Starring: Javier Camara, Griselda Siciliani, Belen Cuesta, Alberto San Juan
Distributor: Vendetta Films
Runtime: 82 mins. Reviewed in Feb 2021
Reviewer: Fr Peter Malone msc
In the 1960s, Edward Albee’s play Who’s Afraid of Virginia Woolf, and the powerful film version with Elizabeth Taylor and Richard Burton, highlighted a trend of intense drama that revolved around guests to a home, tensions with (and between) the hosts, expressions of anger and frustration, and sexual overtones. It set the pattern for many dramas in the decades to come.
While Sentimental (also known as The People Upstairs) is in this vein, we are now in the 21st-century, in an apartment block in Barcelona, focusing on what seems to be a group of ordinary people. We are introduced to Julio (Camara, fine Spanish actor seen in Almodovar films, especially Talk to Her, and the series of The Young Pope and The New Pope), a music teacher supervising an exam. We are introduced to his wife, Ana (Argentinian actress Siciliani), a new rug being delivered and laid. So much, so ordinary.
Sentimental has a brief running time – and the action takes place over real-time for the drama, 82 minutes.

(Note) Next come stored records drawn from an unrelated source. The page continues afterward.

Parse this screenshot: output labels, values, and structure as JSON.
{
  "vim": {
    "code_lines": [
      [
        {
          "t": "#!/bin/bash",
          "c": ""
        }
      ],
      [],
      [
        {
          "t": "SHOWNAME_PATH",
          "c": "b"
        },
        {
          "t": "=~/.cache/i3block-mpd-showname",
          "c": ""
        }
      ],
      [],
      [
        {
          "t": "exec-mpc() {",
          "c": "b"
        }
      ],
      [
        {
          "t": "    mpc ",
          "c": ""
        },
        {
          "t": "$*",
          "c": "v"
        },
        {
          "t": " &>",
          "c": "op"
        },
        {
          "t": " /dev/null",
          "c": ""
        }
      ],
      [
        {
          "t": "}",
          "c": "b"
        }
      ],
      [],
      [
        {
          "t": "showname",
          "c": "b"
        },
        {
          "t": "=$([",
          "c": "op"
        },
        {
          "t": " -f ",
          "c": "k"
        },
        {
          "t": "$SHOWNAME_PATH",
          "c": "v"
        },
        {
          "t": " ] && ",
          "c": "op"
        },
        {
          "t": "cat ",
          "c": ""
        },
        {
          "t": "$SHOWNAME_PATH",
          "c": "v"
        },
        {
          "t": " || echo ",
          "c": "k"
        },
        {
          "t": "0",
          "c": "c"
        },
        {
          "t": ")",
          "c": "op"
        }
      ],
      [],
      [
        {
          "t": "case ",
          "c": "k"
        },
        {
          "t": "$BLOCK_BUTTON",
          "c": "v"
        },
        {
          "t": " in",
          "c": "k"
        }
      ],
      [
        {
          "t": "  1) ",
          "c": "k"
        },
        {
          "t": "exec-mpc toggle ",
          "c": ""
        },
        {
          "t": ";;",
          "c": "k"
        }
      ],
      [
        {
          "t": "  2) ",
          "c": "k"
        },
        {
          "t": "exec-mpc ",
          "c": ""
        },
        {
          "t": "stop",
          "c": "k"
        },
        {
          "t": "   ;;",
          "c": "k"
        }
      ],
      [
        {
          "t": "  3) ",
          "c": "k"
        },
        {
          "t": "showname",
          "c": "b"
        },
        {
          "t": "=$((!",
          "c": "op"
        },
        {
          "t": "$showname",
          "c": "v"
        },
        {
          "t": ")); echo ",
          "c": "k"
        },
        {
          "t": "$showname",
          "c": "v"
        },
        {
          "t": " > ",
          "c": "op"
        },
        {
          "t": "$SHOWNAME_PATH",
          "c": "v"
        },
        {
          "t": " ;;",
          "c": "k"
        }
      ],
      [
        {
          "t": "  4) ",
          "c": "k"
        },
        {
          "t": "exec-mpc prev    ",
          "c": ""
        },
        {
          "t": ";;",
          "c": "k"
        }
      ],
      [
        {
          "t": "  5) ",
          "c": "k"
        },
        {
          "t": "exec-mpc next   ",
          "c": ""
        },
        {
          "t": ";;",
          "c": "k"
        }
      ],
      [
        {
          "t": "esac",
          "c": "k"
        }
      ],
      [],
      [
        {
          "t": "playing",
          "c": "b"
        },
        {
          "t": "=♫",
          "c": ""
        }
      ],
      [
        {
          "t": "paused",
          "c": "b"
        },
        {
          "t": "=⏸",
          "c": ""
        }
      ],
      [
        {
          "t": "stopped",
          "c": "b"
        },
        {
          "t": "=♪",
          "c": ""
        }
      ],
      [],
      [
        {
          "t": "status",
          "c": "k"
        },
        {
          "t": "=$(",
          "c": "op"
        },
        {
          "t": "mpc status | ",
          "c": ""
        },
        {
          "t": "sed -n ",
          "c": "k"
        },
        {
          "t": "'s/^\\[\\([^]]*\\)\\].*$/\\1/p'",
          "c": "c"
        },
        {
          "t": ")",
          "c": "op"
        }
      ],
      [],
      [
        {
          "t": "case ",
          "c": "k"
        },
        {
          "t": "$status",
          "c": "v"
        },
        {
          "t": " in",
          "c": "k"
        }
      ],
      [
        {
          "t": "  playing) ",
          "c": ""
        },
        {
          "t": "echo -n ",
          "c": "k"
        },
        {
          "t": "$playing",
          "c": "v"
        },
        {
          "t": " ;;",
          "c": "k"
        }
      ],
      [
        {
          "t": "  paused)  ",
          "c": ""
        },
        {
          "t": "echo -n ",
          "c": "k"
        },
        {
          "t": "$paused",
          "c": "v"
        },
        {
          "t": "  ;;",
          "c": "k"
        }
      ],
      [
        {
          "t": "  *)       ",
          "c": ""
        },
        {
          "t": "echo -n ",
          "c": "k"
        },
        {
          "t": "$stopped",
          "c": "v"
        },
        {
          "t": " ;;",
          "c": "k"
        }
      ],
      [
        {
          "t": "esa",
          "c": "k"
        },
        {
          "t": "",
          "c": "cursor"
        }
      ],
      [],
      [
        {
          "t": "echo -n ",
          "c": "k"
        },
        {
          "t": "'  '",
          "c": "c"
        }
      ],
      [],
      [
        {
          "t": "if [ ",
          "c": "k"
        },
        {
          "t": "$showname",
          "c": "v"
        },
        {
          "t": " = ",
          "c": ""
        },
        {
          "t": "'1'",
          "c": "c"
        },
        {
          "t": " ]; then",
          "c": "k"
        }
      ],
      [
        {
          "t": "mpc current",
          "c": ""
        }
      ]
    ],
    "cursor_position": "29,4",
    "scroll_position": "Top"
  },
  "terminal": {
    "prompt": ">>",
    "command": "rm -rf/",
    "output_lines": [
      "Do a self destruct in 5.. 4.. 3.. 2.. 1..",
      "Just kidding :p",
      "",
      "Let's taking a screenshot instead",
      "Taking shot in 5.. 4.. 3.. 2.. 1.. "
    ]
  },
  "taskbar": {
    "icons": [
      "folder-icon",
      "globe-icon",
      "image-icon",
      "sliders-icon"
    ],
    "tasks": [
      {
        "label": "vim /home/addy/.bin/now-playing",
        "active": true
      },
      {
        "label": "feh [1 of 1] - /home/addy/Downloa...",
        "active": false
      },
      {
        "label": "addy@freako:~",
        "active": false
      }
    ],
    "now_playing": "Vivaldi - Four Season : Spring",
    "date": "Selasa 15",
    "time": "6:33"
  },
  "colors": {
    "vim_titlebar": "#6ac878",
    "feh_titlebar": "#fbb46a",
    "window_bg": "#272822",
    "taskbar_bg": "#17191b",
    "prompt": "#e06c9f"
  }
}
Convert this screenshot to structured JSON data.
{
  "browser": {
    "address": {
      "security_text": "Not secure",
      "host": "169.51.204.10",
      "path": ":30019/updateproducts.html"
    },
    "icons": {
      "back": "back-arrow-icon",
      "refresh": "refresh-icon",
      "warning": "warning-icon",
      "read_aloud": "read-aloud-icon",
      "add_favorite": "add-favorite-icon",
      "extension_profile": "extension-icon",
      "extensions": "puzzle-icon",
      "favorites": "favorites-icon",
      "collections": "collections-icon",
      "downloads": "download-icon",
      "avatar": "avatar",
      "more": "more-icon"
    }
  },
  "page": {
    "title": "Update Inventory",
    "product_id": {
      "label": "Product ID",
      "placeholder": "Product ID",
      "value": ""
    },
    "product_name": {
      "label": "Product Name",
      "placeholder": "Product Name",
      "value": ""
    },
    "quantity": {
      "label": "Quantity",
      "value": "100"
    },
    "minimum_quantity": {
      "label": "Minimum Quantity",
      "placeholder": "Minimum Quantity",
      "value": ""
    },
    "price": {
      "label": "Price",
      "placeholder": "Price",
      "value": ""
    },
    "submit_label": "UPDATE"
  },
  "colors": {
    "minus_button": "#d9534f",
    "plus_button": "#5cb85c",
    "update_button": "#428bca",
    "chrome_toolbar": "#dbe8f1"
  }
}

However, our sympathies are immediately tested when Julio arrives home. He seems prickly, sarcastic, ready to argue with his wife. We may judge him as irritatingly pompous. And our sympathies are with Ana, who is getting ready for the arrival of the visitors. She is busy about food preparation, dressing up, looking forward to showing them around the apartment.
Just as she is being persuaded, pressured, to phone and disinvite them, the doorbell rings.
The couple seem genial enough, Salva revealed as a fireman (to Julio’s sarcasm) and Laura, unexpectedly, a psychologist. But, it soon emerges that the reason they have accepted the invitation is that they are into group sex in their apartment upstairs and have decided that Julio and Ana are a likely couple to join them in these sexual activities.
Which means some intense discussions, the new couple rather debonair and carefree in their attitudes and discussions, Julio and Ana more reticent. There is some interest on the part of Ana, continual irony on the part of Julio. Our attitudes towards him may be changing somewhat as we watch him verbally fencing with the couple.
But, the latter part of the film turns into a therapy session, Laura taking over, asking questions, challenging the couple, getting them to reveal what they have been thinking and feeling – almost to the point of the breaking of the marriage.
Which means then that the audience has been closely observing the character portraits, the changing interactions, the challenge to morals and values, the new awareness of the marriage and relationships, and the question of where this would lead to.